Stegotrojansaurus

IF YOU ARE STUDYING FOR A CERTIFICATION EXAM, STOP READING-- THIS IS PURELY ACADEMIC AND WILL ONLY CONFUSE YOU

 

 

When I explain steganography to my students, I usually say, “It’s a message in one medium put inside another medium-- more like encoding than cryptography.” I stress that steganography is NOT crypto, even though the topics always seem to be taught coincidentally. I often use the example of Jeremiah Denton, who, as a prisoner of war, blinked the word “torture” in Morse code while being forced to make propaganda films against his country (https://www.youtube.com/watch?v=rufnWLVQcKg). I talk about putting a text message inside the code for a .jpg, and so forth.

 

As almost always happens, a student in a recent class taught me something I did not know before. But this case was exceptional, because it was something that had simply never occurred to me at all, and I don’t think I’ve ever heard anyone else suggest it:

 

Trojan horse applications are a form of steganography.

 

It’s kind of perfect.
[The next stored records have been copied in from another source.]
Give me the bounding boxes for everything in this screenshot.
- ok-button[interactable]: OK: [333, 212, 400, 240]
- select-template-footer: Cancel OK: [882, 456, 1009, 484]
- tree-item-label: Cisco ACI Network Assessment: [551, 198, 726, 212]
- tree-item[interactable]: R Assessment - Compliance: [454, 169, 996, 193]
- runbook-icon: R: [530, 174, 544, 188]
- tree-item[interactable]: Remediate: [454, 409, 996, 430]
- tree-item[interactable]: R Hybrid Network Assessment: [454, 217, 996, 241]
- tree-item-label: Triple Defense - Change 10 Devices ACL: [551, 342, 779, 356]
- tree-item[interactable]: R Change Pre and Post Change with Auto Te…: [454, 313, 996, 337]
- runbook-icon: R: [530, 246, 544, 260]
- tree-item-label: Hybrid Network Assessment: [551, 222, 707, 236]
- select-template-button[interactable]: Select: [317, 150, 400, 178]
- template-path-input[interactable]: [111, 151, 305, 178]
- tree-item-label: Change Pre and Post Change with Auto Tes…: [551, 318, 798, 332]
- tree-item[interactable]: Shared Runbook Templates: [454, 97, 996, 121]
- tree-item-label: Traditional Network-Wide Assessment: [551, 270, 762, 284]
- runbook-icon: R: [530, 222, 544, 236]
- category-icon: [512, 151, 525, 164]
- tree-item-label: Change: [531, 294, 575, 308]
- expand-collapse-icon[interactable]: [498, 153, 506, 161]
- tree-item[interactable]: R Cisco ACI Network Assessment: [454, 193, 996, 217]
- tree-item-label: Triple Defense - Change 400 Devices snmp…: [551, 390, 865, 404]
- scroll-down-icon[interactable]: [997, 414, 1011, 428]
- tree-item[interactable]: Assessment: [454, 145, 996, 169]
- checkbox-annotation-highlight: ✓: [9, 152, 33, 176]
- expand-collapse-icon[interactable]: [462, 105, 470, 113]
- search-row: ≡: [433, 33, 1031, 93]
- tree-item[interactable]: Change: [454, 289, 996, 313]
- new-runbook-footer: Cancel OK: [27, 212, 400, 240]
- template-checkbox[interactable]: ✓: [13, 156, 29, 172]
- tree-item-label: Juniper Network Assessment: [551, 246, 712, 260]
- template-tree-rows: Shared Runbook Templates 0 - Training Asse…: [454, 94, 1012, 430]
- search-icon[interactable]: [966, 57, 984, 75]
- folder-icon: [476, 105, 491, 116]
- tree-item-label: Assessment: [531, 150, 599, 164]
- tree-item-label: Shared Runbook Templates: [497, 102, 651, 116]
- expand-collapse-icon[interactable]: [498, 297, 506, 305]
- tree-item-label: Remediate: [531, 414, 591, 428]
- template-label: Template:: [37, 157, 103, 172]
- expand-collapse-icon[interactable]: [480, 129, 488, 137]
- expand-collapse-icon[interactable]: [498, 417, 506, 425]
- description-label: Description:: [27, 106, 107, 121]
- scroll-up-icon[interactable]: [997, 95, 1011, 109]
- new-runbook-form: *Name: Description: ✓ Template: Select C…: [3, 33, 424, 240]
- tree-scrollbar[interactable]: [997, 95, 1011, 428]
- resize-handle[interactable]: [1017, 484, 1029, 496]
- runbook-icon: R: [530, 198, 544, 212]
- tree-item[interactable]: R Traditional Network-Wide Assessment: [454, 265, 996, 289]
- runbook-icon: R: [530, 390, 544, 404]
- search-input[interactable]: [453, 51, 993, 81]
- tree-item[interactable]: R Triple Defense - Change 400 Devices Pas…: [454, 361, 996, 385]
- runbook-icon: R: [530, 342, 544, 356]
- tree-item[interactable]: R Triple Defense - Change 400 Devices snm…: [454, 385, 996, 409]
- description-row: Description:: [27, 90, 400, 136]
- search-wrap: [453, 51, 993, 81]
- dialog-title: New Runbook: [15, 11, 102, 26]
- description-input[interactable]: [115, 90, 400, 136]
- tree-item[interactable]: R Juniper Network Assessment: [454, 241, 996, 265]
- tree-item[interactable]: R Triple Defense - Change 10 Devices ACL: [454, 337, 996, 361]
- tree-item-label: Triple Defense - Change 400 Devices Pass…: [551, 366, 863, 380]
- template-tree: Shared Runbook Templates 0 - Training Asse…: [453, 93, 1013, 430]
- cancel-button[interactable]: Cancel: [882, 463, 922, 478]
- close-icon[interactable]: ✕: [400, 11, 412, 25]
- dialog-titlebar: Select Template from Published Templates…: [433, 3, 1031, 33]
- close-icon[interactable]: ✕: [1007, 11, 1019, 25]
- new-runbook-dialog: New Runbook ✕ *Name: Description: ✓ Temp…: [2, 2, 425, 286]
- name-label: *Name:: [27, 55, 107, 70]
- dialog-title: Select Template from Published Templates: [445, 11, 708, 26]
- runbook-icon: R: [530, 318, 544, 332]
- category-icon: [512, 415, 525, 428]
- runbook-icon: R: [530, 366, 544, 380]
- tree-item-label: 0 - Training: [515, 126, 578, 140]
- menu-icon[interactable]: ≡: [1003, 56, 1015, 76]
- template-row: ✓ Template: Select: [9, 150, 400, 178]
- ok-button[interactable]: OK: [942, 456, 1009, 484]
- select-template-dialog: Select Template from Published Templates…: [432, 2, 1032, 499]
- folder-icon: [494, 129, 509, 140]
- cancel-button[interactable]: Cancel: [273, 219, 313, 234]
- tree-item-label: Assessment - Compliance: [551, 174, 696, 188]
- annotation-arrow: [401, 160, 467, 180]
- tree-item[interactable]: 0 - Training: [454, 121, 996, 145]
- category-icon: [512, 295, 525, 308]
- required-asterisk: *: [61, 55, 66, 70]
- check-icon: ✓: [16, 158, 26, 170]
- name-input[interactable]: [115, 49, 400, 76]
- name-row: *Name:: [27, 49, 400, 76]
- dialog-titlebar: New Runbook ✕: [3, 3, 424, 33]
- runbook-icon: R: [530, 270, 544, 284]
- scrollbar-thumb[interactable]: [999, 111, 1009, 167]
The malware, which is a message of one medium (the executable), is hidden inside a message of another medium, such as a photo or movie or text document or whatever (sometimes-- there are examples of Trojans where both the malware and its carrier are executables, or there is just one executable with two aspects: one desirable to the victim, and one not).

 

This is purely a philosophical point: it doesn’t mean anything earth-shattering in the world of INFOSEC. But I love it when a student has a completely new take on some fairly old ideas. Blew me away. Good job, Ann-Kathrin.